Mechanism of PKC-mediated desensitization of the morphine-activated mu opioid receptor in neurones

PKC介导神经元吗啡激活μ阿片受体脱敏机制

• 批准号: G0600943/1
• 负责人: Eamonn Kelly
• 金额: $ 49.76万
• 依托单位: University of Bristol
• 依托单位国家: 英国
• 项目类别: Research Grant
• 财政年份: 2007
• 资助国家: 英国
• 起止时间: 2007 至 无数据
• 项目状态: 已结题
• 来源: https://gtr.ukri.org/projects?ref=G0600943%2F1
• 关键词: Mechanism; PKC; mediated; desensitization; morphine

Repeated administration of opioid analgesic drugs such as morphine results in the development of tolerance whereby to obtain the same level of response increasing doses of the drug must be administered. Morphine produces it profound behavioural effects (analgesia, respiratory depression and euphoria) by activating specific proteins (receptors) located on the outer membrane of nerve cells in the brain and spinal cord. Prolonged activation of these receptors results in them being switched off (desensitized) and this desensitization may be a major component of tolerance. We have recently provided evidence that when activated by morphine, the mechanism of receptor desensitization involves a protein called protein kinase C, which switches off morphine signalling by a process called phosphorylation. However, we do not at present understand how phosphorylation by protein kinase C triggers this switching off in response to morphine. In this application, we propose to determine exactly how protein kinase C phosphorylation switches off morphine signalling in nerve cells. In particular, we will determine in the nerve cells whether or not it is protein kinase C-mediated phosphorylation of the receptor itself or another protein which mediates the desensitization. To do this we will express morphine receptors in nerve cells that have been altered to remove potential sites on the receptor that are phosphorylated by protein kinase C. Given that protein kinase C phosphorylation appears to be a crucial component of tolerance to morphine and related drugs, it is very important that we now determine the exact mechanism involved. In this project we aim to achieve this so that in the future new approaches can be developed to overcome the problems associated with morphine use and abuse.
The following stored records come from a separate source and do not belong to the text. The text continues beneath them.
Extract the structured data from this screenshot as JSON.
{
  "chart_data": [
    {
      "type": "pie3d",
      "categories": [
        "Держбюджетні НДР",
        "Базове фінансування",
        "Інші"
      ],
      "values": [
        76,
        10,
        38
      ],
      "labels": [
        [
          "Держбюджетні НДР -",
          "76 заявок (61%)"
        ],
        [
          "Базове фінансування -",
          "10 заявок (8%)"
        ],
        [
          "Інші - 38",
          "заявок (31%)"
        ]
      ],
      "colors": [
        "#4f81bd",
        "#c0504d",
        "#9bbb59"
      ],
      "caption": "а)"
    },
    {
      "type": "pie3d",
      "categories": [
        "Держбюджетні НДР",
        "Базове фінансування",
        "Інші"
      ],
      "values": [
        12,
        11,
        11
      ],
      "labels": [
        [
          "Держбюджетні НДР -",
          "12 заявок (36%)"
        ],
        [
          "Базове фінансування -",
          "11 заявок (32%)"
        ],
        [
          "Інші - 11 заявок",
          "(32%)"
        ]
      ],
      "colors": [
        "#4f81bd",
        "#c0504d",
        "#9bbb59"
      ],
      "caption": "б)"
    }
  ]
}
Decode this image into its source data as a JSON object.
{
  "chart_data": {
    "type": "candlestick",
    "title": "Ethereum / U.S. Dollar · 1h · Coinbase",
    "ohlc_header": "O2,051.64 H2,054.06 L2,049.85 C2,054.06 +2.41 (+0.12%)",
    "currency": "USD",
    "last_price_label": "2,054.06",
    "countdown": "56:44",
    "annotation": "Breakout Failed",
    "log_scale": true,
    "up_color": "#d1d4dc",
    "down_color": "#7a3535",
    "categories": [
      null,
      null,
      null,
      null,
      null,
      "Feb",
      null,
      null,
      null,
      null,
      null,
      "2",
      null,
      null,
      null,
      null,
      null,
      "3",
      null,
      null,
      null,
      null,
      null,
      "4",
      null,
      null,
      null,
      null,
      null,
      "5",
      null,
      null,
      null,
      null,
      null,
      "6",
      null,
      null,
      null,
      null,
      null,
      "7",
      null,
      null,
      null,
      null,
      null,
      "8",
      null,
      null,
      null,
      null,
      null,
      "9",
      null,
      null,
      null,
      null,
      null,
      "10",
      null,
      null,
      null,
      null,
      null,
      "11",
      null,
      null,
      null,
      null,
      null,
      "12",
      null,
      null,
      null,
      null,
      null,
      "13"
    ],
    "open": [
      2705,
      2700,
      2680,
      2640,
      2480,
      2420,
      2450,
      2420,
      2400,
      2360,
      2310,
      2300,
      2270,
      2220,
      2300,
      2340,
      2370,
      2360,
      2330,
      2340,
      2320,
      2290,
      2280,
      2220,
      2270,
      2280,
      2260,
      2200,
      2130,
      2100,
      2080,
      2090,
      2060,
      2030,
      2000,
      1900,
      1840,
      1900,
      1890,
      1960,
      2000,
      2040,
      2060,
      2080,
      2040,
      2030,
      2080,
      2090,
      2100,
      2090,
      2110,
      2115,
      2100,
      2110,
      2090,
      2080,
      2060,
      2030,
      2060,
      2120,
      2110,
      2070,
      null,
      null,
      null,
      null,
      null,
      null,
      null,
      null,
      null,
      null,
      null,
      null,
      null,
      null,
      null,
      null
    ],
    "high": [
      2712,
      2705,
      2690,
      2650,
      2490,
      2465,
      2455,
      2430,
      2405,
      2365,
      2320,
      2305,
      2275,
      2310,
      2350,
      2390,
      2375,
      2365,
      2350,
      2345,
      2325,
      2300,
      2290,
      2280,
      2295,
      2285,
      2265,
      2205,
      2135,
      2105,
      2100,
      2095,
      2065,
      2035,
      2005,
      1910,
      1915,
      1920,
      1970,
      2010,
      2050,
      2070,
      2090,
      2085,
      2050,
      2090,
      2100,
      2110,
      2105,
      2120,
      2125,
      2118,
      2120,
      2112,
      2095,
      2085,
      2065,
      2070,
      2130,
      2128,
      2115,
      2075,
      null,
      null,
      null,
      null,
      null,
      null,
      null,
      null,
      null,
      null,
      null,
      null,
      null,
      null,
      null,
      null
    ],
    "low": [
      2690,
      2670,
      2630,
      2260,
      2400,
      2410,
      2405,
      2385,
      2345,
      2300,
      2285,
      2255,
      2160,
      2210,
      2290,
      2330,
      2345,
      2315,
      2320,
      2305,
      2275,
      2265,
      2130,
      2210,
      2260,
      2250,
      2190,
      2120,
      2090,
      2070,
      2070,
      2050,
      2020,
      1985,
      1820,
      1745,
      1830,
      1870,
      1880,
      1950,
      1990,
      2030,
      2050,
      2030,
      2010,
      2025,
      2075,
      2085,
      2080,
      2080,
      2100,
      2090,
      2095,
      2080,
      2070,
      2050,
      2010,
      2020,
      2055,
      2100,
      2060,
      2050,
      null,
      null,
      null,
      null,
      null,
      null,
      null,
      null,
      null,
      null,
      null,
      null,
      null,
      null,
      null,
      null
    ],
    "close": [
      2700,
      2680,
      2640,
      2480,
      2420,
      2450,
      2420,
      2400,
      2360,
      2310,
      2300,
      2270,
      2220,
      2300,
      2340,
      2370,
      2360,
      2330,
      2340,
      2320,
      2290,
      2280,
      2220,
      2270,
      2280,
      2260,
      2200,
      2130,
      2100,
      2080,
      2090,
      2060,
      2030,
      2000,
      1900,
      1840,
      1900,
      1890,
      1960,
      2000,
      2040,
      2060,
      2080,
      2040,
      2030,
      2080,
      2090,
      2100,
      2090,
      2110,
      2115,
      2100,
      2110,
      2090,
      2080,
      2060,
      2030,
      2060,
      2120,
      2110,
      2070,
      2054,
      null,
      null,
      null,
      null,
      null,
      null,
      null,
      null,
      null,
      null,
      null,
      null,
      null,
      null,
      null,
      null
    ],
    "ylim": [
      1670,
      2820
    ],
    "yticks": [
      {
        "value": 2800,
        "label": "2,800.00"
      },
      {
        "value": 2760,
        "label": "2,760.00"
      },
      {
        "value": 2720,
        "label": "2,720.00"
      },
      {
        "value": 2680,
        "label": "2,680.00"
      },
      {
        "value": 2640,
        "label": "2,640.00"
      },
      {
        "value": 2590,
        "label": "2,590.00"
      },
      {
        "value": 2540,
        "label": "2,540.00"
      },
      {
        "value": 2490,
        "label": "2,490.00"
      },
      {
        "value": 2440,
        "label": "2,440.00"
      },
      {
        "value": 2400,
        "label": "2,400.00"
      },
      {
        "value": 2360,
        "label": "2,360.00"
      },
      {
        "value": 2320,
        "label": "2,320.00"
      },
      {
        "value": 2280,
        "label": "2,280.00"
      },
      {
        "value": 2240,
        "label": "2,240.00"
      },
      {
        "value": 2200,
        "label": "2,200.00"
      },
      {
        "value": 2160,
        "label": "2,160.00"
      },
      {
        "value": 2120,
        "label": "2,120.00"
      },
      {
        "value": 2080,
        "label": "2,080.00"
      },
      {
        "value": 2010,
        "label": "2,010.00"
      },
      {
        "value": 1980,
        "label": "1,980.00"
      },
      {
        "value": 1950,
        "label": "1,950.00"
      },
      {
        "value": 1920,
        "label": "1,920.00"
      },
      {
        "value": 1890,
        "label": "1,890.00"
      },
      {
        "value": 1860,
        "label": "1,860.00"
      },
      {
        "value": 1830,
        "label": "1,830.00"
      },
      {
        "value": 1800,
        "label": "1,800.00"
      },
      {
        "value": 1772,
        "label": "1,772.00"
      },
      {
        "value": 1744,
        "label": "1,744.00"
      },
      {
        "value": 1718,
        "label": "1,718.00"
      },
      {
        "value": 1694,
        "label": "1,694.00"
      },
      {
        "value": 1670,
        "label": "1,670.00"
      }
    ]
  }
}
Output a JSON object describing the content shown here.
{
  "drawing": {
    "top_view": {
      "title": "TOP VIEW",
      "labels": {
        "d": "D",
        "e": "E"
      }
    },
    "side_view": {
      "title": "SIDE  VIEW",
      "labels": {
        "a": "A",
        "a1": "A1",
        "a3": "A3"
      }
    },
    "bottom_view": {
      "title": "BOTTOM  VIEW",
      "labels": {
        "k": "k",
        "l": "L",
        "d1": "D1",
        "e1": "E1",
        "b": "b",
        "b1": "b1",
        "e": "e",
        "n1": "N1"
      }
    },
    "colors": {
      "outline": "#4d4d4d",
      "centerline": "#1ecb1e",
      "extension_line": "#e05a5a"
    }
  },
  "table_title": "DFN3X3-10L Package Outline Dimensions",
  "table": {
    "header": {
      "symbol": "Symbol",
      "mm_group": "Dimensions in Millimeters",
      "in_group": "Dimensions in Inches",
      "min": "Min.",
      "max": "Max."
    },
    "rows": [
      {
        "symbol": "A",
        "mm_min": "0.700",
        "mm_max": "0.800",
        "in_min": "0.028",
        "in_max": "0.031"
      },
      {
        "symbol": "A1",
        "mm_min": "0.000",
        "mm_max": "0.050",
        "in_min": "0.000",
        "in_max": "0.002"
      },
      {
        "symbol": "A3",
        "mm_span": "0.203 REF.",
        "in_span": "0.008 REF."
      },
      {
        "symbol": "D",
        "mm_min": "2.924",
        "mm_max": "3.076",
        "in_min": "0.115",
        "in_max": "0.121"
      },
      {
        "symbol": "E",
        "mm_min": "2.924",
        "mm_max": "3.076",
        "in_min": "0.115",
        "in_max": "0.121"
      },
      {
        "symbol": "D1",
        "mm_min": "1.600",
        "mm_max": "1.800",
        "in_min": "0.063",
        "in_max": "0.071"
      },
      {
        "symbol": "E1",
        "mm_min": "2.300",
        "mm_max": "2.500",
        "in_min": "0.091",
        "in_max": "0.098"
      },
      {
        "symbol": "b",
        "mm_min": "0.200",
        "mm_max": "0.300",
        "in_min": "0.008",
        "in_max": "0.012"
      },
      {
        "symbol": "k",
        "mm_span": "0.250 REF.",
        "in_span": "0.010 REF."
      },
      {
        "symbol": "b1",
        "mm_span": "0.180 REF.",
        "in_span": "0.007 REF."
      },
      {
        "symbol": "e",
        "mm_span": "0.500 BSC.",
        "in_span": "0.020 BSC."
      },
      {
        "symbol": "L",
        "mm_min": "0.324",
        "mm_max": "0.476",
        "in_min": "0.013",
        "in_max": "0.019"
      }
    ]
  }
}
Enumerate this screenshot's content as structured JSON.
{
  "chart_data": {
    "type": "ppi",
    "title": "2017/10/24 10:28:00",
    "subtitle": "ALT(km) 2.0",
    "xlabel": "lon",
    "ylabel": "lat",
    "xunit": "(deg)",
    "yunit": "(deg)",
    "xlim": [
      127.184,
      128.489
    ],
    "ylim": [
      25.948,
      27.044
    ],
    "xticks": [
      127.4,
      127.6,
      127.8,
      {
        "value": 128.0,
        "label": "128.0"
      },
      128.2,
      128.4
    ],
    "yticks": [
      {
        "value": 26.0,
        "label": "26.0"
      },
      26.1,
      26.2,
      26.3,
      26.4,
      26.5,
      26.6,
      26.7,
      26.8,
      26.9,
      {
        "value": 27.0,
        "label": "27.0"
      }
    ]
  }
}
阿片类镇痛药物如吗啡的重复给药导致耐受性的发展，从而为了获得相同水平的反应，必须增加药物的给药剂量。吗啡通过激活位于大脑和脊髓神经细胞外膜上的特定蛋白质（受体）产生深刻的行为效应（镇痛、呼吸抑制和欣快）。这些受体的长期激活导致它们被关闭（脱敏），这种脱敏可能是耐受性的主要组成部分。我们最近提供的证据表明，当被吗啡激活时，受体脱敏的机制涉及一种称为蛋白激酶C的蛋白质，它通过一种称为磷酸化的过程关闭吗啡信号。然而，我们目前还不了解蛋白激酶C的磷酸化是如何在吗啡作用下触发这种关闭的。在这个应用中，我们建议确定蛋白激酶C磷酸化如何关闭神经细胞中的吗啡信号。特别是，我们将确定在神经细胞中是否是蛋白激酶C介导的受体本身的磷酸化或介导脱敏的另一种蛋白质。为了做到这一点，我们将在神经细胞中表达吗啡受体，这些神经细胞已经被改变以去除受体上被蛋白激酶C磷酸化的潜在位点。鉴于蛋白激酶C磷酸化似乎是吗啡和相关药物耐受性的关键组成部分，我们现在确定所涉及的确切机制是非常重要的。在这个项目中，我们的目标是实现这一目标，以便在未来可以开发新的方法来克服与吗啡使用和滥用有关的问题。